Представившись наместнику Бессарабии генералу Инзову, Пестель, когда они остались наедине, сказал ему о своей секретной миссии.
– Я послан командующим второй армии фельдмаршалом графом Витгенштейном для собирания сведений о возмущении греков. Мне для сего надобно перейти границу и посетить Яссы. Прошу вас, ваше превосходительство, помочь мне в этом секретном государственном деле.
Инзова не требовалось просить дважды. Рыжий, курносый, похожий внешне на покойного императора Павла Первого, Иван Никитович с доброжелательством хорошего хозяина, которому отлично ведомо все, что делается в его огромном доме, сумел в двух словах рассказать самую суть обстановки, сложившейся в Бессарабии и на ее границах.
– Сейчас к нам в Кишинев пожаловало великое множество жителей из Молдавии и Валахии. Понимаете, что сей сон означает, подполковник? Молдаване и валахи, и в первую очередь их бояре, весьма страшатся янычар султанских. И ей-ей, может быть, не напрасно. Они, бояре, не слишком-то надеются на воинство князя Александра Ипсиланти, на всех его необученных арнаутов, пандуров, талагров и гайдуков. Смогут ли восставшие защитить их от янычарских ятаганов?
Посмотрев светлыми, как слеза, глазами на окаменевшее лицо Пестеля, Инзов по-доброму улыбнулся и направил гостя на верный след.
– Но вы, подполковник, сами-то лучше во все это вникните и разберетесь. Советую поэтому встретиться с гражданским губернатором господином Катакази. Он вам полезен будет не только как губернатор, но и как зять самого князя Ипсиланти. И письмецо я вам напишу к начальнику карантина в Скулянах господину Навроцкому. Он вам поможет переправиться через Прут и добраться до Ясс.
В тот же вечер в покоях дома вице-губернатора Крупенского, где восточная роскошь причудливо смешалась с европейской, Пестель встретился не только с Катакази, но и со знатными молдавскими боярами.
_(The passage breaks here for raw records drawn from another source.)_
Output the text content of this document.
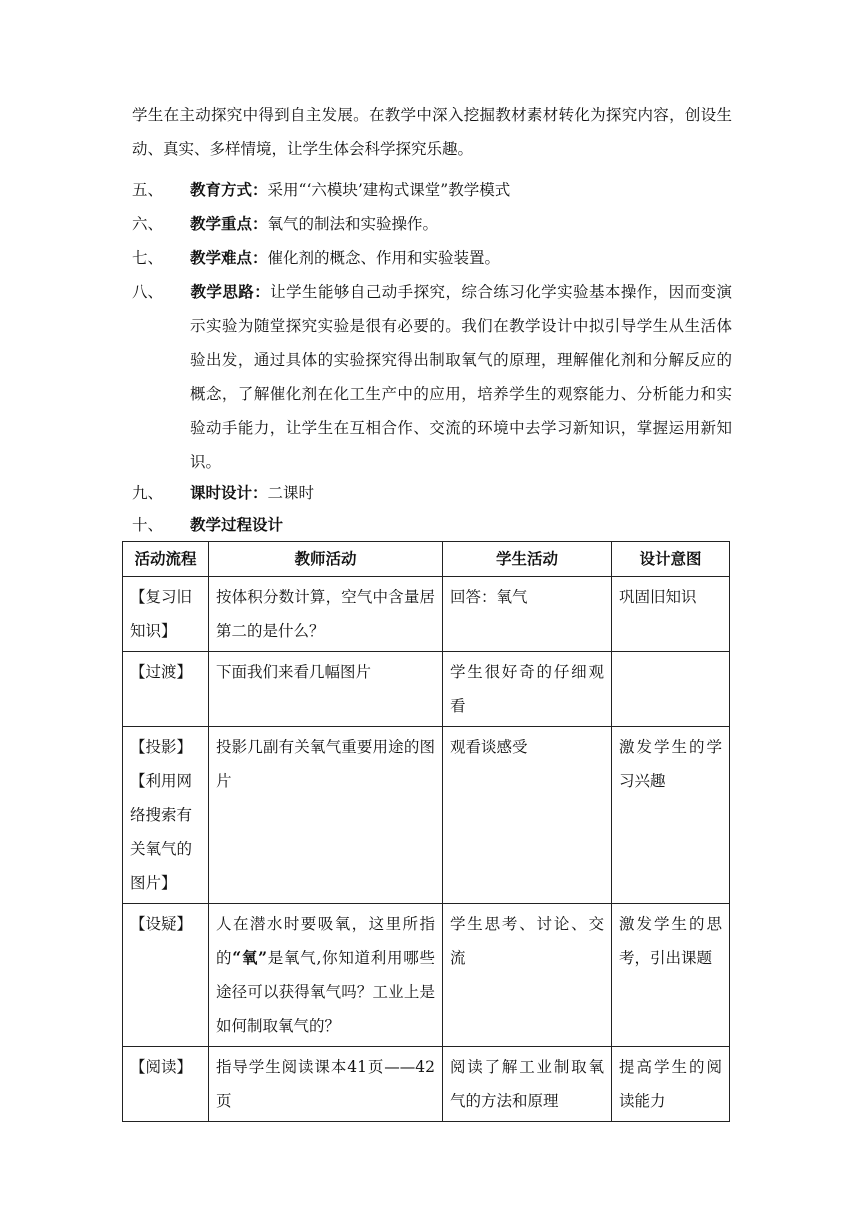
学生在主动探究中得到自主发展。在教学中深入挖掘教材素材转化为探究内容，创设生动、真实、多样情境，让学生体会科学探究乐趣。
五、 教育方式：采用“‘六模块’建构式课堂”教学模式
六、 教学重点：氧气的制法和实验操作。
七、 教学难点：催化剂的概念、作用和实验装置。
八、 教学思路：让学生能够自己动手探究，综合练习化学实验基本操作，因而变演示实验为随堂探究实验是很有必要的。我们在教学设计中拟引导学生从生活体验出发，通过具体的实验探究得出制取氧气的原理，理解催化剂和分解反应的概念，了解催化剂在化工生产中的应用，培养学生的观察能力、分析能力和实验动手能力，让学生在互相合作、交流的环境中去学习新知识，掌握运用新知识。
九、 课时设计：二课时
十、 教学过程设计
活动流程	教师活动	学生活动	设计意图
【复习旧知识】	按体积分数计算，空气中含量居第二的是什么？	回答：氧气	巩固旧知识
【过渡】	下面我们来看几幅图片	学生很好奇的仔细观看	
【投影】【利用网络搜索有关氧气的图片】	投影几副有关氧气重要用途的图片	观看谈感受	激发学生的学习兴趣
【设疑】	人在潜水时要吸氧，这里所指的“氧”是氧气,你知道利用哪些途径可以获得氧气吗？工业上是如何制取氧气的？	学生思考、讨论、交流	激发学生的思考，引出课题
【阅读】	指导学生阅读课本41页——42页	阅读了解工业制取氧气的方法和原理	提高学生的阅读能力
Они, как мухи на мед, устремились в хлебосольный дом вице-губернатора Крупенского, который, заправляя губернской казной, не стеснялся щедро ее тратить на приемы гостей.
Катакази – невысокий с хищным, похожим на клюв кондора, носом утомил и оглушил Пестеля своим восторженным пустозвонством. Неграмотно построенные французские фразы он перемешивал с греческими, русскими и молдавскими словечками и желаемое выдавал за действительное. По его рассказам получалось, что его зять князь Ипсиланти уже разгромил своим войском нечестивых слуг султана… Поняв, что от Катакази невозможно получить какие-либо серьезные и объективные сведения, кроме восторженных славословий в адрес его зятя, Пестель стал искать встреч с боярами, бежавшими из Ясс.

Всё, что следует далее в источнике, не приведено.